Do you know what we celebrated on May 5? I bet everyone is thinking of Cinco de Mayo! Well, not so fast. This year, on May 5 we celebrated Easter! Yes, you heard that correctly – Easter – Orthodox Easter that is. So, here come the lamb… and the Romanian Cheesecake!
But first things first. Few people know this but Orthodox Easter often occurs at a later date than the Western Catholic Easter does. And this year they were six weeks apart. Around this time last year, I told you how we spent Easter in Romania and the abundant menu we put together for this special holiday. Well, we weren’t in Romania for Easter this year but we still enjoyed an elaborate menu, which included the rich, succulent lamb and a different Easter dessert. As a result, I gave the lamb a humble yet glorious treatment just as I did with the pork in this recipe, and I replaced the traditional Pască with a fabulous Romanian Cheesecake.
To be brutally honest, American cheesecake was never my cup of tea. Perhaps it was the obscene amount of cream cheese that this cake generally required. Or maybe it was the ratio of custard to crust that I couldn’t get over. Bottom line, I always thought that I didn’t like cheesecake. But then it dawned on me that my grandmother’s cake, loaded with cheese that I adored as a kid was cheesecake, too.
Yet, the difference between the two is the kind of cheese used to make the cakes. While the American cheesecake calls for cream cheese, the Romanian Cheesecake opts for a milder, less tangy cheese such as ricotta. I made this fantastic Romanian cheesecake a day before Easter and since we had family friends on Sunday and really wanted to offer them dessert, Adrian and I had to restrain ourselves from devouring it before time.
When you cut it into bars, you get this perfect, thumb thick, lemon speckled, rich cheese custard nestling between two delicate and pleasantly sweet crusts. Then you dive your teeth into the soft yet firm enough top and land straight into the smooth, sweetened cheesy cream. I also love how the cream of wheat adds a slightly dense texture to the filling, while the citrusy flavor from the bits of lemon reigns comfortably in the background. And finished with a shower of confectioners’ sugar this cake is utterly stunning!
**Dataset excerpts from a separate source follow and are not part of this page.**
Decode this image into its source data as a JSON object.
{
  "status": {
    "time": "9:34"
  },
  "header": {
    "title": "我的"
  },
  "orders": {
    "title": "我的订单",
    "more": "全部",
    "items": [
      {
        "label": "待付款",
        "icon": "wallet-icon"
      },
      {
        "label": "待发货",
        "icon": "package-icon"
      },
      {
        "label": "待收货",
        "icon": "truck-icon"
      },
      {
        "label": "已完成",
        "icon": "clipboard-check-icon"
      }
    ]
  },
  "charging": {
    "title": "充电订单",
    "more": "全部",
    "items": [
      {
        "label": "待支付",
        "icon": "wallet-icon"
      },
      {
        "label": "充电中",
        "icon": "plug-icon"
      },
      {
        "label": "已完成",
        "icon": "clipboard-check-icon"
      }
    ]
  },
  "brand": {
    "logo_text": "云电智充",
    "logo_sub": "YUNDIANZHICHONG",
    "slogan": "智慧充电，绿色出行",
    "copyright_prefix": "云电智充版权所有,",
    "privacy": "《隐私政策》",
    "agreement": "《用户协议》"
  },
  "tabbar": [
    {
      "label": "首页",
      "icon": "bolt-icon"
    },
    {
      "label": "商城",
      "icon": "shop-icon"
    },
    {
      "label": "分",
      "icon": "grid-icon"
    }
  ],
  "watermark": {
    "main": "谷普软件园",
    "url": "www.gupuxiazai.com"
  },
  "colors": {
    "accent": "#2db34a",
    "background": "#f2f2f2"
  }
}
And did I mention that this Romanian Cheesecake would truly impress your mom on Mother’s Day?
By Simply Romanesco inspired by my Grandma Vicki
Makes: 24 bars
Ingredients for the dough:
· 250 grams (2 sticks and 2 Tablespoons) unsalted butter, at room temperature, plus more to butter the pan
· 100 grams (3 5/8 ounces) confectioners’ sugar, plus more for dusting
· 1 egg yolk, at room temperature
· 1 teaspoon baking soda
· ½ teaspoon lemon juice
· 1 teaspoon pure vanilla extract
· ½ teaspoon salt
· 400 grams (14 ounces) all-purpose flour
· 1-2 Tablespoons whole milk
Ingredients for the custard:
· 750 ml whole milk
· ½ cup semolina flour (or cream of wheat)
· ¼ teaspoon salt
· 500 grams (1 pound) whole milk ricotta cheese
· 8 Tablespoons granulated sugar, divided
· Zest from 1 lemon
· 4 eggs, at room temperature
Instructions for the dough:
Coat the bottom and sides of a 14 x10 x 2-inch baking pan with butter. Set aside.
In a small bowl, mix together the baking soda and lemon juice. Keep close at hand.
In a medium bowl, combine the flour and salt. Keep close at hand.
In a large bowl, using an electric hand mixer beat the butter with the confectioners’ sugar, scraping down the sides of the bowl as necessary. Add the egg yolk, vanilla extract, and baking soda and lemon juice mix and continue to process. Gradually add the flour and salt mixture and process until the flour is absorbed. Using clean hands, continue to mix the dough until it starts to form a ball. Add 1-2 Tablespoons of milk and mix well until you obtain a soft but not sticky dough. Divide it in two pieces and put them in the fridge while you work on the custard.
Instructions for the custard:
In a medium saucepan, heat up the milk and salt over medium heat. When it gets to the boiling stage, gradually (in two batches) add the semolina flour. Turn the heat down to medium-low and stir constantly until the mixture is cooked, about 10 minutes. You’ll end up with a mixture similar to cream of wheat. Take it off the heat and let it cool completely.
In the meantime, separate the egg yolks and egg whites. Keep them close at hand
In a large bowl, mix the ricotta cheese with 5 Tablespoons granulated sugar and the lemon zest. Add the egg yolks to the mixture and mix well using a spatula. When the cream of wheat has cooled, add it to the ricotta, sugar and egg mixture, and stir to incorporate.
In a medium bowl, using an electric hand mixer, beat the egg whites with 3 Tablespoons of granulated sugar on medium-high speed until they hold medium-firm peaks.
In batches, gently fold the egg whites into the ricotta cheese mixture. Set it aside.
Preheat the oven to 375°F.
Take one piece of the dough out of the fridge. Flour the working surface and knead the dough for a few minutes with some flour until the dough warms up a bit and becomes pliable. Roll out the dough; if you find the dough to be still too soft, roll the dough out on a sheet of plastic wrap; flatten a large piece of plastic wrap against the counter and roll the dough. Flour the rolling pin often so that the dough doesn’t stick to it.
Once rolled out, transfer the dough to the prepared pan making sure it covers the entire surface of the pan. Pour the custard over the dough. The custard may seem too runny but don’t worry, it will firm up as it bakes.
Take the second piece of dough out of the fridge, knead it for a few minutes with some additional flour, and roll it out like you did with the first piece. Gently place the dough atop the custard in the pan. Don’t worry if the dough breaks in places; it will come back together as it bakes. Poke the dough here and there with a fork and bake the cake for 50-55 minutes, or until golden brown. Out of the oven, allow the cake to cool completely in the pan on a cooling rack before you slice it. Dust with confectioners’ sugar.